Su historia con Jáchal arrancó por una movida familiar, cuando sus padres se instalaron allí por trabajo. Ella nació en la ciudad de San Juan, pero terminó haciendo casi toda su carrera en ese departamento, entre aulas, pasillos y más de un desafío.
Audicio estudió el profesorado de Enseñanza General Básica, después se formó en Nivel Inicial y siguió sumando títulos mientras trabajaba en una ferretería. Más tarde obtuvo el profesorado y la licenciatura en Ciencias de la Educación, y cerró su formación con Educación Tecnológica. Una docente de esas que no se quedaron quietas ni un minuto.
Pasó por nivel inicial, primaria, secundaria y educación de adultos, tanto en zonas urbanas como rurales.

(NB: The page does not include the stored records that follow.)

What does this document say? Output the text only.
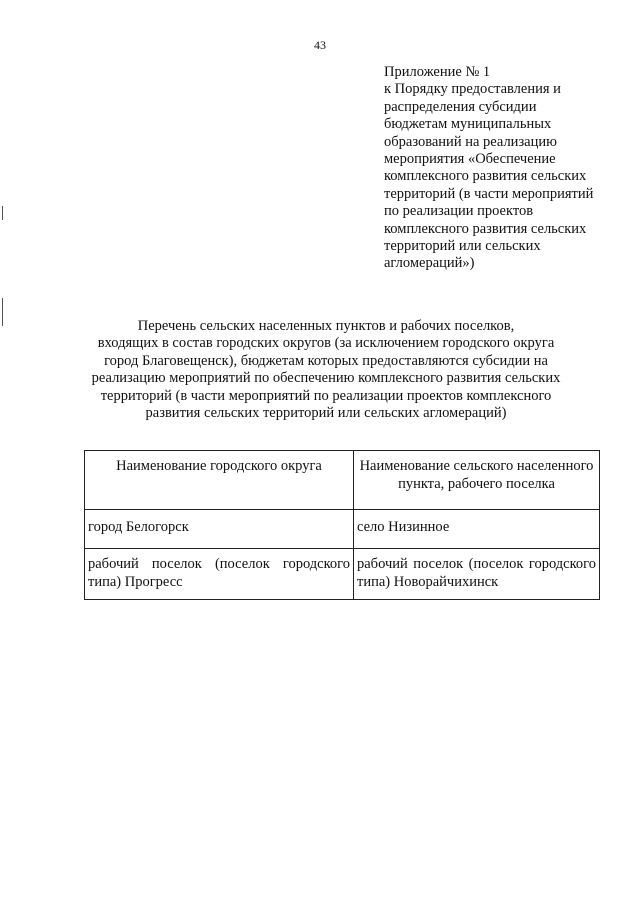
43
Приложение № 1
к Порядку предоставления и
распределения субсидии
бюджетам муниципальных
образований на реализацию
мероприятия «Обеспечение
комплексного развития сельских
территорий (в части мероприятий
по реализации проектов
комплексного развития сельских
территорий или сельских
агломераций»)
Перечень сельских населенных пунктов и рабочих поселков,
входящих в состав городских округов (за исключением городского округа
город Благовещенск), бюджетам которых предоставляются субсидии на
реализацию мероприятий по обеспечению комплексного развития сельских
территорий (в части мероприятий по реализации проектов комплексного
развития сельских территорий или сельских агломераций)
Наименование городского округа	Наименование сельского населенного пункта, рабочего поселка
город Белогорск	село Низинное
рабочий поселок (поселок городского типа) Прогресс	рабочий поселок (поселок городского типа) Новорайчихинск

También trabajó en una universidad privada. La Escuela Gabriel Albarracín abrió en diciembre de 2019 y arrancó casi pegada a la pandemia, un combo que no le hizo la tarea fácil a nadie.
La directora explicó que en el ámbito rural pesan mucho el acceso a recursos y el acompañamiento de las familias. Muchas viven de la agricultura, de changas o de trabajos que les comen el día, y eso hace que acompañar a los chicos sea bastante más complicado. “Uno tiene que ir combinando para que por un lado se enseñe y por otro lado se contenga”, dijo.
También remarcó que su objetivo es claro: que los estudiantes terminen la secundaria y salgan con el título bajo el brazo. “Egrésense con el título, no solo con un acto”, les repite. Y en una escuela donde hasta la copa de leche tiene su propio tironeo, la frase no queda picando por capricho.
La institución funciona con tres módulos y reparte sus actividades entre el ciclo orientado y el ciclo básico. Pero necesita crecer: faltan armarios, escritorios, equipamiento de cocina y más espacio para guardar herramientas e instrumentos de Ciencias Naturales.
Audicio ya planteó esa necesidad cuando el gobernador visitó Jáchal para entregar computadoras. Mientras tanto, la escuela sigue haciendo equilibrio con lo que tiene, sosteniendo a sus estudiantes y empujando para que la próxima ampliación no quede solo en promesa, ¿o no?